Golf administra­tors confident vote for one governing body will succeed

- Brian Keogh

TODAY is D-Day and officials remain “confident” that Irish golf will vote in favour of the landmark formation of one governing body for men and women and bury forever that notion that golf is stuck in the Dark Ages.

Ballots on the proposal will take place at an EGM of the Golfing Union of Ireland (GUI) at Knightsbro­ok Hotel in Trim and the AGM of the Irish Ladies Golf Union (ILGU) at the Red Cow Moran Hotel in Dublin, both scheduled for 12.30.

The ILGU is boldly predicting massive approval from its clubs and while a GUI majority is likely to be smaller, anything other than approval by clubs of the joint proposal for the formation of what will be called ‘Golf Ireland’ would be a major surprise.

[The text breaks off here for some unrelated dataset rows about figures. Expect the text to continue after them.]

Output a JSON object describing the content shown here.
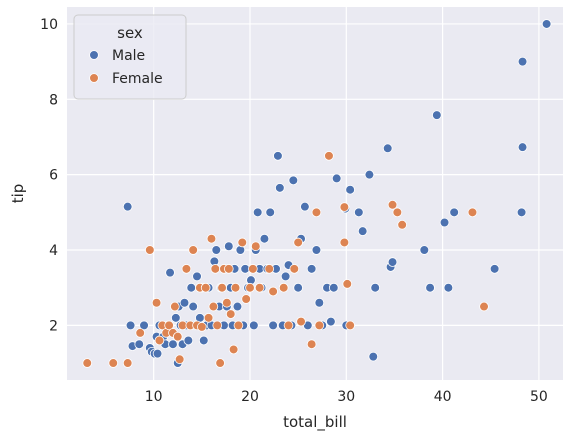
{
  "chart_data": {
    "type": "scatter",
    "xlabel": "total_bill",
    "ylabel": "tip",
    "xlim": [
      1.0,
      52.5
    ],
    "ylim": [
      0.55,
      10.45
    ],
    "xticks": [
      10,
      20,
      30,
      40,
      50
    ],
    "yticks": [
      2,
      4,
      6,
      8,
      10
    ],
    "grid": true,
    "legend": {
      "title": "sex",
      "placement": "top-left"
    },
    "colors": {
      "Male": "#4c72b0",
      "Female": "#dd8452",
      "background": "#eaeaf2",
      "grid": "#ffffff"
    },
    "series": [
      {
        "name": "Male",
        "points": [
          [
            7.3,
            5.15
          ],
          [
            7.6,
            2.0
          ],
          [
            7.8,
            1.45
          ],
          [
            8.5,
            1.5
          ],
          [
            9.0,
            2.0
          ],
          [
            9.6,
            1.4
          ],
          [
            9.8,
            1.3
          ],
          [
            10.1,
            1.25
          ],
          [
            10.3,
            1.7
          ],
          [
            10.4,
            1.25
          ],
          [
            10.6,
            2.0
          ],
          [
            11.0,
            1.7
          ],
          [
            11.2,
            1.5
          ],
          [
            11.5,
            2.0
          ],
          [
            11.7,
            3.4
          ],
          [
            12.0,
            1.5
          ],
          [
            12.3,
            2.2
          ],
          [
            12.5,
            1.0
          ],
          [
            12.6,
            2.5
          ],
          [
            12.8,
            2.0
          ],
          [
            13.0,
            1.5
          ],
          [
            13.2,
            2.6
          ],
          [
            13.4,
            2.0
          ],
          [
            13.6,
            1.6
          ],
          [
            13.9,
            3.0
          ],
          [
            14.1,
            2.5
          ],
          [
            14.3,
            2.0
          ],
          [
            14.5,
            3.3
          ],
          [
            14.8,
            2.2
          ],
          [
            15.0,
            3.0
          ],
          [
            15.2,
            1.6
          ],
          [
            15.5,
            2.0
          ],
          [
            15.7,
            3.0
          ],
          [
            16.0,
            2.0
          ],
          [
            16.3,
            3.7
          ],
          [
            16.5,
            4.0
          ],
          [
            16.8,
            2.5
          ],
          [
            17.0,
            3.0
          ],
          [
            17.3,
            2.0
          ],
          [
            17.6,
            2.5
          ],
          [
            17.8,
            4.1
          ],
          [
            18.0,
            3.0
          ],
          [
            18.2,
            2.0
          ],
          [
            18.4,
            3.5
          ],
          [
            18.7,
            2.5
          ],
          [
            19.0,
            4.0
          ],
          [
            19.3,
            2.0
          ],
          [
            19.5,
            3.5
          ],
          [
            19.8,
            3.0
          ],
          [
            20.1,
            3.2
          ],
          [
            20.4,
            2.0
          ],
          [
            20.6,
            4.0
          ],
          [
            20.8,
            5.0
          ],
          [
            21.0,
            3.5
          ],
          [
            21.2,
            3.0
          ],
          [
            21.5,
            4.3
          ],
          [
            21.8,
            3.5
          ],
          [
            22.1,
            5.0
          ],
          [
            22.4,
            2.0
          ],
          [
            22.7,
            3.5
          ],
          [
            22.9,
            6.5
          ],
          [
            23.1,
            5.65
          ],
          [
            23.4,
            2.0
          ],
          [
            23.7,
            3.3
          ],
          [
            24.0,
            3.6
          ],
          [
            24.3,
            2.0
          ],
          [
            24.5,
            5.85
          ],
          [
            25.0,
            3.0
          ],
          [
            25.3,
            4.3
          ],
          [
            25.7,
            5.15
          ],
          [
            26.0,
            2.0
          ],
          [
            26.4,
            3.5
          ],
          [
            26.9,
            4.0
          ],
          [
            27.2,
            2.6
          ],
          [
            27.5,
            2.0
          ],
          [
            28.0,
            3.0
          ],
          [
            28.4,
            2.1
          ],
          [
            28.7,
            3.0
          ],
          [
            29.0,
            5.9
          ],
          [
            29.9,
            5.1
          ],
          [
            30.0,
            2.0
          ],
          [
            30.4,
            5.6
          ],
          [
            31.3,
            5.0
          ],
          [
            31.7,
            4.5
          ],
          [
            32.4,
            6.0
          ],
          [
            32.8,
            1.17
          ],
          [
            33.0,
            3.0
          ],
          [
            34.3,
            6.7
          ],
          [
            34.6,
            3.55
          ],
          [
            34.8,
            3.68
          ],
          [
            38.1,
            4.0
          ],
          [
            38.7,
            3.0
          ],
          [
            39.4,
            7.58
          ],
          [
            40.2,
            4.73
          ],
          [
            40.6,
            3.0
          ],
          [
            41.2,
            5.0
          ],
          [
            45.4,
            3.5
          ],
          [
            48.2,
            5.0
          ],
          [
            48.3,
            9.0
          ],
          [
            48.3,
            6.73
          ],
          [
            50.8,
            10.0
          ]
        ]
      },
      {
        "name": "Female",
        "points": [
          [
            3.1,
            1.0
          ],
          [
            5.8,
            1.0
          ],
          [
            7.3,
            1.0
          ],
          [
            8.6,
            1.8
          ],
          [
            9.6,
            4.0
          ],
          [
            10.3,
            2.6
          ],
          [
            10.6,
            1.6
          ],
          [
            10.9,
            2.0
          ],
          [
            11.3,
            1.8
          ],
          [
            11.6,
            2.0
          ],
          [
            12.0,
            1.8
          ],
          [
            12.2,
            2.5
          ],
          [
            12.5,
            1.7
          ],
          [
            12.7,
            1.1
          ],
          [
            13.0,
            2.0
          ],
          [
            13.4,
            3.5
          ],
          [
            13.8,
            2.0
          ],
          [
            14.1,
            4.0
          ],
          [
            14.5,
            2.0
          ],
          [
            14.8,
            3.0
          ],
          [
            15.0,
            1.96
          ],
          [
            15.4,
            3.0
          ],
          [
            15.7,
            2.2
          ],
          [
            16.0,
            4.3
          ],
          [
            16.2,
            2.5
          ],
          [
            16.4,
            3.5
          ],
          [
            16.6,
            2.0
          ],
          [
            16.9,
            1.0
          ],
          [
            17.1,
            3.0
          ],
          [
            17.3,
            3.5
          ],
          [
            17.6,
            2.6
          ],
          [
            17.8,
            3.5
          ],
          [
            18.0,
            2.3
          ],
          [
            18.3,
            1.36
          ],
          [
            18.5,
            3.0
          ],
          [
            18.8,
            2.0
          ],
          [
            19.2,
            4.2
          ],
          [
            19.6,
            2.7
          ],
          [
            20.0,
            3.0
          ],
          [
            20.3,
            3.5
          ],
          [
            20.6,
            4.1
          ],
          [
            21.0,
            3.0
          ],
          [
            22.0,
            3.5
          ],
          [
            22.4,
            2.9
          ],
          [
            23.5,
            3.0
          ],
          [
            24.0,
            2.0
          ],
          [
            24.6,
            3.5
          ],
          [
            25.0,
            4.2
          ],
          [
            25.3,
            2.1
          ],
          [
            26.4,
            1.5
          ],
          [
            26.9,
            5.0
          ],
          [
            27.2,
            2.0
          ],
          [
            28.2,
            6.5
          ],
          [
            29.8,
            5.14
          ],
          [
            29.8,
            4.2
          ],
          [
            30.1,
            3.1
          ],
          [
            30.4,
            2.0
          ],
          [
            34.8,
            5.2
          ],
          [
            35.3,
            5.0
          ],
          [
            35.8,
            4.67
          ],
          [
            43.1,
            5.0
          ],
          [
            44.3,
            2.5
          ]
        ]
      }
    ]
  }
}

Ireland is the only country in the world that still has two separate governing bodies for golf, divided along gender lines and like the GUI and the ILGU, Sport Ireland and Sport Northern Ireland, who provide vital funding for the game, would like to see change.

The other ‘home’ nations have all made the move and so today should mark the end of an era for golf administra­tion here, which began in the Victorian era when the GUI was founded in 1891 and the ILGU two years later.

The ILGU requires 75pc majority in favour of the proposal while the GUI, the oldest national golf union in the world, needs two-thirds to give the all-clear to begin the transition that is designed to give golf one voice and arrest a 25pc fall in club membership over the past 10-12 years.

“We have to reduce this notion of golf being male-dominated,” GUI CEO Pat Finn said of his vision for Golf Ireland, which is not a merger of the GUI with the ILGU but a brand new organisati­on.

“If you were fast forwarding ten years, you’d like to see a golf club run the same way as a tennis club, where gender simply doesn’t come into the equation.”

“The primary reason we are doing this is to support members and secure the future of the game,” said ILGU CEO Sinéad Heraty, who believes a no vote could kill the proposal for years to come.